Progression et programmation annuelle : la méthode à l’ancienne
Bien évidemment, tout le boulot commence par planifier mon année scolaire. Certains collègues apprécient le tout automatisé (comme le propose Teesth), mais je suis personnellement pour la méthode à l’ancienne. J’aime que mon année et ma progression pédagogique me ressemblent.
- Le découpage du BO : J’intègre mes Bulletins Officiels (BO) dans un tableur. J’attribue des parties à chaque chapitre et je note soigneusement les chapitres antérieurs auxquels il sera fait appel.
- Le repérage visuel : En parallèle, je « stabilote » la version papier de mon BO pour être sûr de ne rien oublier du programme scolaire.
Mon astuce d’organisation : Je me contrains à répartir mes cours sur 25 semaines. Cela permet d’anticiper le mois de juin souvent amputé, les jours fériés (notamment pour le collège) et d’éventuels voyages ou sorties scolaires. En cas d’année plus fluide, cela me laisse une marge de manœuvre précieuse pour prolonger le travail sur certains chapitres complexes.
La conception des cours : simplicité et accessibilité
Pour la conception de mes séquences, je ne travaille pas avec des usines à gaz ou des logiciels spécialisés. Canva et LibreOffice sont mes meilleurs amis ! De même, je stocke tout sur le drive éducation nationale pour conserver les fichiers modifiables et les PDF disponibles au boulot y compris sans clé USB.
Cette année, je vais tester une police d’écriture inclusive développée par le CTR pour la déficience visuelle : Luciole.
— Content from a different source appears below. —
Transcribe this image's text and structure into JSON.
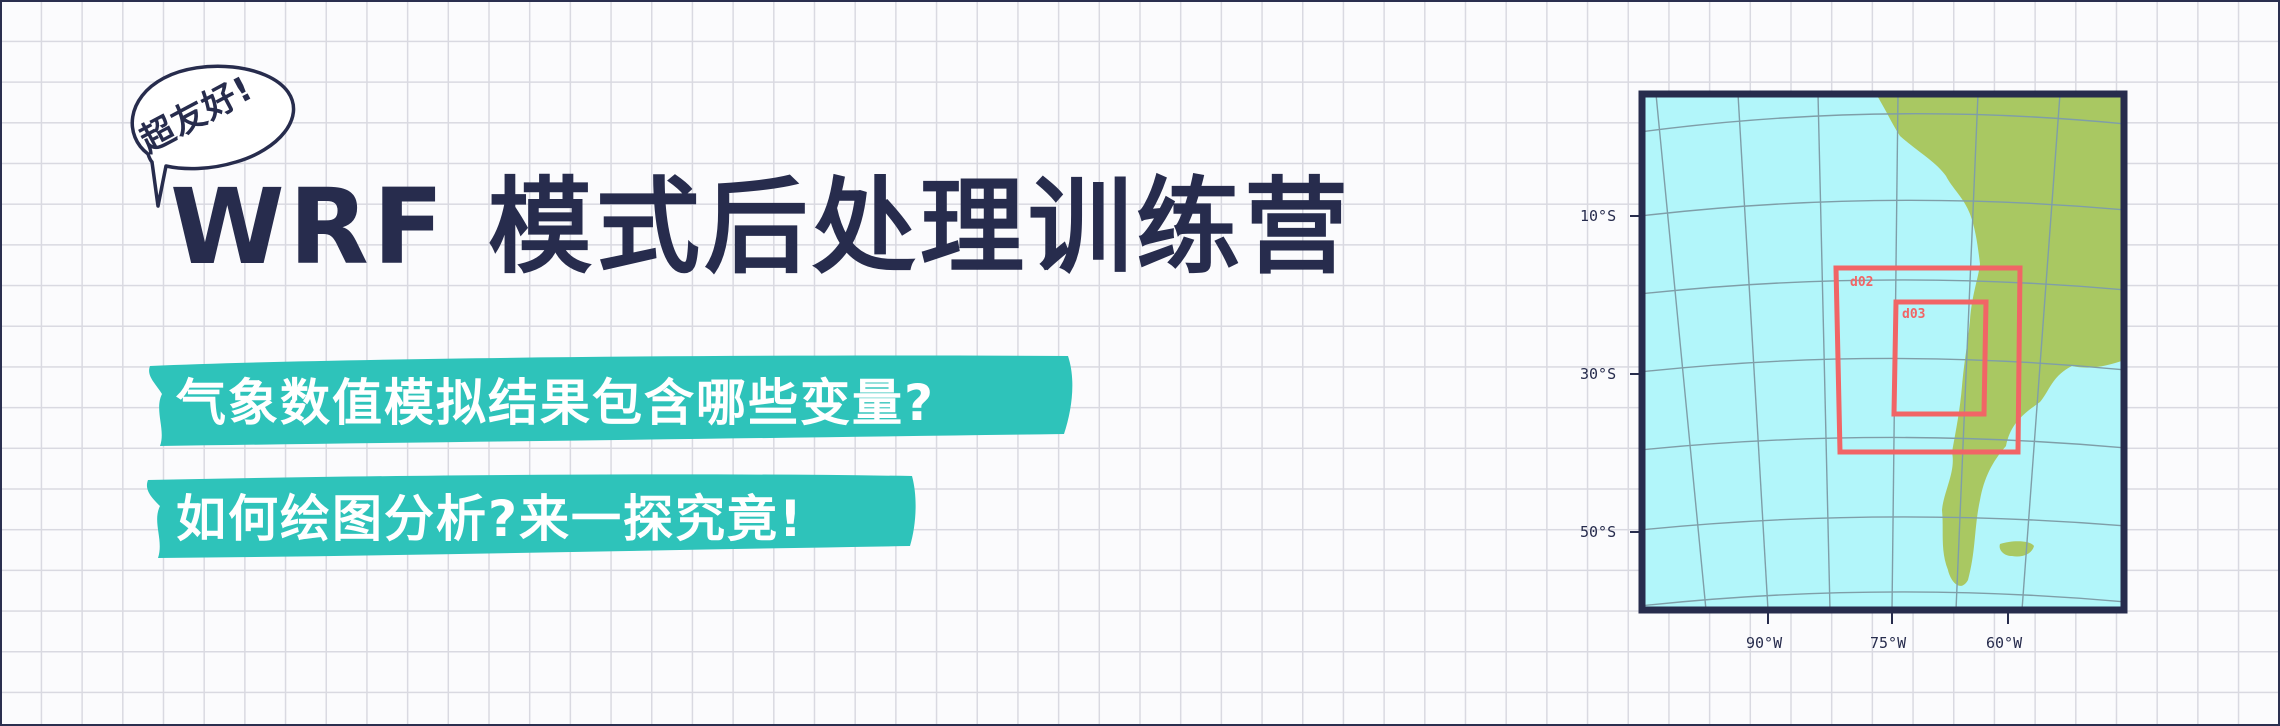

L’idée est d’avoir une présentation lisible facilement par le plus grand nombre d’élèves, y compris ceux présentant des troubles dys ou visuels. Je vous ferai un retour d’expérience sur le sujet au fil de l’année.
Démarche scientifique et cohérence pédagogique
Dans mes séances, j’essaie de conserver une vraie cohérence sur la forme et la présentation pour travailler efficacement la démarche scientifique et les manipulations. Mon but est de garder une logique dans le déroulé de l’année, en évitant de travailler par gros blocs thématiques.
Mon approche au collège et au lycée
- Au collège : Je travaille en séances guidées par une suite logique de notions. Je m’appuie davantage sur l’accroche de la séance plutôt que sur la stricte logique thématique du BO.
- Au lycée : J’essaie d’alterner les thématiques au maximum pour éviter les « tunnels » de physique ou de chimie de plusieurs semaines. L’idée est de revenir régulièrement (mais rapidement) sur les notions pour favoriser un ancrage mémoriel durable.
De façon très pratique, lors de la création d’un cours, je me pose toujours la question de l’accroche pédagogique. Qu’est-ce qui peut questionner l’élève ? C’est à partir de là que je construis mes activités. En trame de fond, je garde toujours l’idée des prérequis que je vais remobiliser (souvent verbalement ou sans l’écrire explicitement).
L’importance de la trace écrite : adapter selon le niveau
La fiche de révision au collège
Pour les collégiens, je propose une trace écrite courte qu’ils recopieront à la maison avec l’essentiel à retenir. Cette trace est consignée sur des fiches classées par thèmes, qui seront complétées tout au long du cycle.
Cette méthode a un double objectif :
- Un suivi sur 3 ans : Les obliger à garder une trace sur l’ensemble du cycle pour réaliser que l’on précise et on ajoute des concepts d’année en année. L’apprentissage, ce n’est pas du one shot !
- La transversalité : Leur montrer que les connaissances sont thématiques mais doivent se croiser. Sur une même séance, on peut très bien aborder des notions de deux thématiques différentes (l’énergie et les états de la matière, par exemple).
L’efficacité au lycée
Pour les lycéens, les traces écrites sont plus classiques. Je leur fournis le support et nous le reprenons ensemble pour qu’ils l’annotent si besoin. Ce choix stratégique me fait gagner un temps précieux en classe pour insister sur ce qui compte vraiment : la compréhension des phénomènes et la méthodologie.